Nello studio svolto, la quantificazione attraverso metodologie tradizionale dei fenoli totali e l’analisi sensoriale degli EVOO è stata affiancata all’analisi NMR. Nonostante i campioni analizzati provenissero da un’area geografica limitata, sono state osservate differenze non solo nel contenuto in fenoli totali, ma anche nella proporzione delle specifiche componenti (soprattutto oleocantale e agliconi totali). Queste differenze sono osservabili anche nel profilo sensoriale, con un maggior grado di amaro e piccantezza negli oli aventi un quantitativo maggiore di fenoli totali e, nello specifico, di agliconi. Inoltre, l’olio che mostra un elevato contenuto in fenoli mostra anche un più elevato contenuto in pigmenti totali suggerendo che prodotti qualitativamente migliori sono generalmente più ricchi in componenti minori.
In conclusione, i risultati ottenuti con l’impiego di tecniche innovative hanno dimostrato che è possibile rivelare differenze significative anche tra oli aventi una storia molto simile, sia in termini geografici, sia in termini di processo tecnologico. Risultati che permettono di ricondurre tali differenze a fattori inerenti la natura e la gestione dell’oliveto.
Una serie di informazioni che potrebbero tradursi in campo, indirizzando il processo produttivo, grazie anche ai tempi relativamente brevi e ai costi contenuti (soprattutto considerando per l’analisi dei pigmenti) per ottenerle.

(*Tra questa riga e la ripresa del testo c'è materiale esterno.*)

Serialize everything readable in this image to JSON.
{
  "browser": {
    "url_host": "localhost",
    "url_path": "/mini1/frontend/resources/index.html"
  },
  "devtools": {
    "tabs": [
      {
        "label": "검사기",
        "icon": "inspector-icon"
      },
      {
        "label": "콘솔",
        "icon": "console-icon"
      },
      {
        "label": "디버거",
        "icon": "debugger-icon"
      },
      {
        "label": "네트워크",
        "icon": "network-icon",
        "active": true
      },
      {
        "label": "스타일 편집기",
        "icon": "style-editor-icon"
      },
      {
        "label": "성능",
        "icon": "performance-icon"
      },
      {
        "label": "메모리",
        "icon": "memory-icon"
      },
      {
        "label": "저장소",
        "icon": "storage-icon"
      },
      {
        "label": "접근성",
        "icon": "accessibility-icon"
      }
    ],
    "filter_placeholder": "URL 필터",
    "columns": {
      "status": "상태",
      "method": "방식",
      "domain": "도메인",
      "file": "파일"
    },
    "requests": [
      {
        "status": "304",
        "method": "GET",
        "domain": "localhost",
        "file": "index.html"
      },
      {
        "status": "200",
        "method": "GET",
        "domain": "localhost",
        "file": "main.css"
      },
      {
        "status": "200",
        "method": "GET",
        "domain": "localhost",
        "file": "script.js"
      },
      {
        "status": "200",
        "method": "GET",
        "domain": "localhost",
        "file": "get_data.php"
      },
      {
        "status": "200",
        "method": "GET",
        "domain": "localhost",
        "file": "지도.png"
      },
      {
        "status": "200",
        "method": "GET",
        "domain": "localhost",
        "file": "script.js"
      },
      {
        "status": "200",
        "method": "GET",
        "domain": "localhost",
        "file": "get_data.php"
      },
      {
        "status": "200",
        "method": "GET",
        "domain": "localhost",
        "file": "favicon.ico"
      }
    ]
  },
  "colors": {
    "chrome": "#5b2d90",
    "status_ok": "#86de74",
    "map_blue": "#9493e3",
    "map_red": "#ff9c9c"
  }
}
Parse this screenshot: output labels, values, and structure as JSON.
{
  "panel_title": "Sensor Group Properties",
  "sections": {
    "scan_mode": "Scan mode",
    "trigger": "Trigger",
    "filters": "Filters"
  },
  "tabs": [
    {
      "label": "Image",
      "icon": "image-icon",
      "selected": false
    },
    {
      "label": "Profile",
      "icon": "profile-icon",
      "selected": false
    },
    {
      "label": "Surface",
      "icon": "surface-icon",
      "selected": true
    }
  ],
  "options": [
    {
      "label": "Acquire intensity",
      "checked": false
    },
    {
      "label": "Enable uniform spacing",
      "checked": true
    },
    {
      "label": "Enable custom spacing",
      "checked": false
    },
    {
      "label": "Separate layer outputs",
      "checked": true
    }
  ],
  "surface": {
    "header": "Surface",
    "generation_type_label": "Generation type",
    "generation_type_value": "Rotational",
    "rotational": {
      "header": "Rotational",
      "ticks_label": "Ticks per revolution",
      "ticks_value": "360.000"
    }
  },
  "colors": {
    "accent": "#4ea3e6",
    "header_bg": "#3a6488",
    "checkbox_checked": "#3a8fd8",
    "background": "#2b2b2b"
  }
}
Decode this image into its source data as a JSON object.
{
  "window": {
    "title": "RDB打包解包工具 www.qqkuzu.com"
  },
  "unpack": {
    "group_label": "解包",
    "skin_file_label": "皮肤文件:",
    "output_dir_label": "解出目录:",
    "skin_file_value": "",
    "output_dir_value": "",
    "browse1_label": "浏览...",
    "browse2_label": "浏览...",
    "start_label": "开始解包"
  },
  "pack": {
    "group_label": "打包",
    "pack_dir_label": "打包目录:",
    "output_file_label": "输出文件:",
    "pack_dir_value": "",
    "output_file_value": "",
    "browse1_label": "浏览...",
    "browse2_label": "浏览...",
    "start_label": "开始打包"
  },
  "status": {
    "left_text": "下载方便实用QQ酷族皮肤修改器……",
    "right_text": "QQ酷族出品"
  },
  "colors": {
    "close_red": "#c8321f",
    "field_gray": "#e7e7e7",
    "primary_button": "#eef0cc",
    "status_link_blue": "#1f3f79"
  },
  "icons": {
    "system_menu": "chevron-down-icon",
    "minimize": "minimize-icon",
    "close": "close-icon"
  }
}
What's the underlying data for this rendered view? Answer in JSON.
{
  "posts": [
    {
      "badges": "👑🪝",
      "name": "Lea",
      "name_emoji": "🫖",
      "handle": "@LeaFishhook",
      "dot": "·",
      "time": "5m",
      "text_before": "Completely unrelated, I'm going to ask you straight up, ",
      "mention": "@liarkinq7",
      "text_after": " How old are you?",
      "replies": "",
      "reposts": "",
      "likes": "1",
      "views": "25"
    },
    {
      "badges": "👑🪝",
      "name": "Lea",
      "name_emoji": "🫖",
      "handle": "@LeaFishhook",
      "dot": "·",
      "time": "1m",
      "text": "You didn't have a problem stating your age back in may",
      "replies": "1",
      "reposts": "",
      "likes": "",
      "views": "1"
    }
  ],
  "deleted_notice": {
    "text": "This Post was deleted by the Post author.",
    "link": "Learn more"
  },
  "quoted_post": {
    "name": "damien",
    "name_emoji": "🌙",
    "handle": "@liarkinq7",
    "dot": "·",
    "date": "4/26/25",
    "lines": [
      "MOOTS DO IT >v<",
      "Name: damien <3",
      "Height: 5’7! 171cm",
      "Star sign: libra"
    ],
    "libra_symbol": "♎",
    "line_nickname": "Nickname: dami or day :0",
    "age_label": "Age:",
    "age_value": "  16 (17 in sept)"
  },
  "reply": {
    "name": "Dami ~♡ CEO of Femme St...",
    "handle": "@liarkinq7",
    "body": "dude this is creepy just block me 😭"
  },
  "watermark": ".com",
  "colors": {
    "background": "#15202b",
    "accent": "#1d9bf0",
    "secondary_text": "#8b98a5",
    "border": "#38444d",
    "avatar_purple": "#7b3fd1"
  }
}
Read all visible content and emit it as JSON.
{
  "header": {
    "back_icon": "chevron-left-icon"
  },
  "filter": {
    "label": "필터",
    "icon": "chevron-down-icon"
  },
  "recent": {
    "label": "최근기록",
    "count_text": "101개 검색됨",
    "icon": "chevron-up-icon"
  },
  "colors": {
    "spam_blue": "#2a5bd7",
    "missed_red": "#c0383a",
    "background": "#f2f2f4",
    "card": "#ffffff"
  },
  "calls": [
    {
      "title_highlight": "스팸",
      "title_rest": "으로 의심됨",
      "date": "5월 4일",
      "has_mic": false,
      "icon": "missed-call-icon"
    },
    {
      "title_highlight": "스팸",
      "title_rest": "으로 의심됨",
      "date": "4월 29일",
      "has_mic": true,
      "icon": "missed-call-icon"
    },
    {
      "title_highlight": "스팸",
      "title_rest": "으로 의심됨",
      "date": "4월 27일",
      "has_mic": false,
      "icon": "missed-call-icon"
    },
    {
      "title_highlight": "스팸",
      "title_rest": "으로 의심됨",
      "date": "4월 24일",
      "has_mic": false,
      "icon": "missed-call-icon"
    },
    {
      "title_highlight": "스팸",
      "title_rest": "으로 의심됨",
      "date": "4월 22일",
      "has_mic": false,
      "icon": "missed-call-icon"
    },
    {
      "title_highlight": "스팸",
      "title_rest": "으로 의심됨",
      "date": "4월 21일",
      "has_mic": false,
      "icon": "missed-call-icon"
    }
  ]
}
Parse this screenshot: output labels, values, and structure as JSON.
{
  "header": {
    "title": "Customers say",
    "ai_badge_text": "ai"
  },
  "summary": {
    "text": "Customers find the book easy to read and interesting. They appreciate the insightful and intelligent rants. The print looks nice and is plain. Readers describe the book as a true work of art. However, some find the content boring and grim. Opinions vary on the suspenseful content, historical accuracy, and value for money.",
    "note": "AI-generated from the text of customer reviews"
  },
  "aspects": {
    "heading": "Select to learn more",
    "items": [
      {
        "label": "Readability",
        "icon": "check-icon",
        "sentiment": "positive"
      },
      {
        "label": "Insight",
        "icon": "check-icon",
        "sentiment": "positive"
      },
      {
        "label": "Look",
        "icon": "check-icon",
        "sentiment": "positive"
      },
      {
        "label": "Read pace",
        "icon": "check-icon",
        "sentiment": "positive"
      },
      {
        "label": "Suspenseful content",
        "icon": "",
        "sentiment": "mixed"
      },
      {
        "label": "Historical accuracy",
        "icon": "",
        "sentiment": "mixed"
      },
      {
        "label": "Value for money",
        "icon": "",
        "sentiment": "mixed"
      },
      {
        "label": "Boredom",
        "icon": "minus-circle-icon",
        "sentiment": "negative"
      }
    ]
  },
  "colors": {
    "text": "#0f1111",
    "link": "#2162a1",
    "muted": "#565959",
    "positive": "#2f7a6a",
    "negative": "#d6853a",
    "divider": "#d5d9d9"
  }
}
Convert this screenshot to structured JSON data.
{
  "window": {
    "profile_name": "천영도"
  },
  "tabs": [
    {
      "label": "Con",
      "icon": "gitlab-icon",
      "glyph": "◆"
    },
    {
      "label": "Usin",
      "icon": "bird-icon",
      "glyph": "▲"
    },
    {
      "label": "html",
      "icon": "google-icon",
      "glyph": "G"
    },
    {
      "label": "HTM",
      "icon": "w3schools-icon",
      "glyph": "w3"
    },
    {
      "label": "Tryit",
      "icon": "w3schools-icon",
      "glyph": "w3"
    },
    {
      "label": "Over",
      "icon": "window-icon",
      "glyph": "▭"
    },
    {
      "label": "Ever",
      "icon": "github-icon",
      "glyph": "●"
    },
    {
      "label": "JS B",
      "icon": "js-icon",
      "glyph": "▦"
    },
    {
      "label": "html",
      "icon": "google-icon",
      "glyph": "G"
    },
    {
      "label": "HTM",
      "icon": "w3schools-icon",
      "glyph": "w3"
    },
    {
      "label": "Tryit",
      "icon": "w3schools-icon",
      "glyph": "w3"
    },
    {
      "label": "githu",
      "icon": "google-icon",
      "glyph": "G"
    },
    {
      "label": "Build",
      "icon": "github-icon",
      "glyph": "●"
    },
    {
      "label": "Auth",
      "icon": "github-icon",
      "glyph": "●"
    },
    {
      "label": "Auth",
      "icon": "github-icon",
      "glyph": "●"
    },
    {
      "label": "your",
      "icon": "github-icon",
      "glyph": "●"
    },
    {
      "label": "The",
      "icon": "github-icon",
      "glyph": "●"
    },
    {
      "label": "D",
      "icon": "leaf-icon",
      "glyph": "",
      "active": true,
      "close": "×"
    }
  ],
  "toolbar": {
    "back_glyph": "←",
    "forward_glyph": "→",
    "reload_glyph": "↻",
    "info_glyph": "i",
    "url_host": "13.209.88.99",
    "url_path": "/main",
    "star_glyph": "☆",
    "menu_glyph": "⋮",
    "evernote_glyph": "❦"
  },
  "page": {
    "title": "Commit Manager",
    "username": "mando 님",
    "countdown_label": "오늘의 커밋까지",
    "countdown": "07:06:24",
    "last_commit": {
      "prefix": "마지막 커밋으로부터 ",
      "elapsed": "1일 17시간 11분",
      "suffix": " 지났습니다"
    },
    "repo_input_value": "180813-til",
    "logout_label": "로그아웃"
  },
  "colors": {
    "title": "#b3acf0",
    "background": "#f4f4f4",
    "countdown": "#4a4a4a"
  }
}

Con un ampliamento del numero di campioni analizzati e la valutazione dei medesimi parametri in diverse annate, si potrebbero anche generare modelli di previsione del profilo chimico e sensoriale dell’olio in base alla gestione dell’oliveto in termini di pratiche agronomiche (come l’irrigazione) e all’epoca di raccolta, parametro che sembra cruciale nella determinazione del contenuto in componenti minori. I risultati ottenuti sono preliminari ma dimostrano come l’unione di più aree scientifiche, quella dell’agronomia, delle tecnologie alimentari e della chimica, possa essere estremamente importante per la messa a punto di nuove metodiche ed il loro successivo trasferimento tecnologico. Allo stesso modo, è cruciale la sinergia costante di contesti diversi, quello accademico e quello produttivo, soprattutto per lo studio degli effetti delle condizioni reali di campo.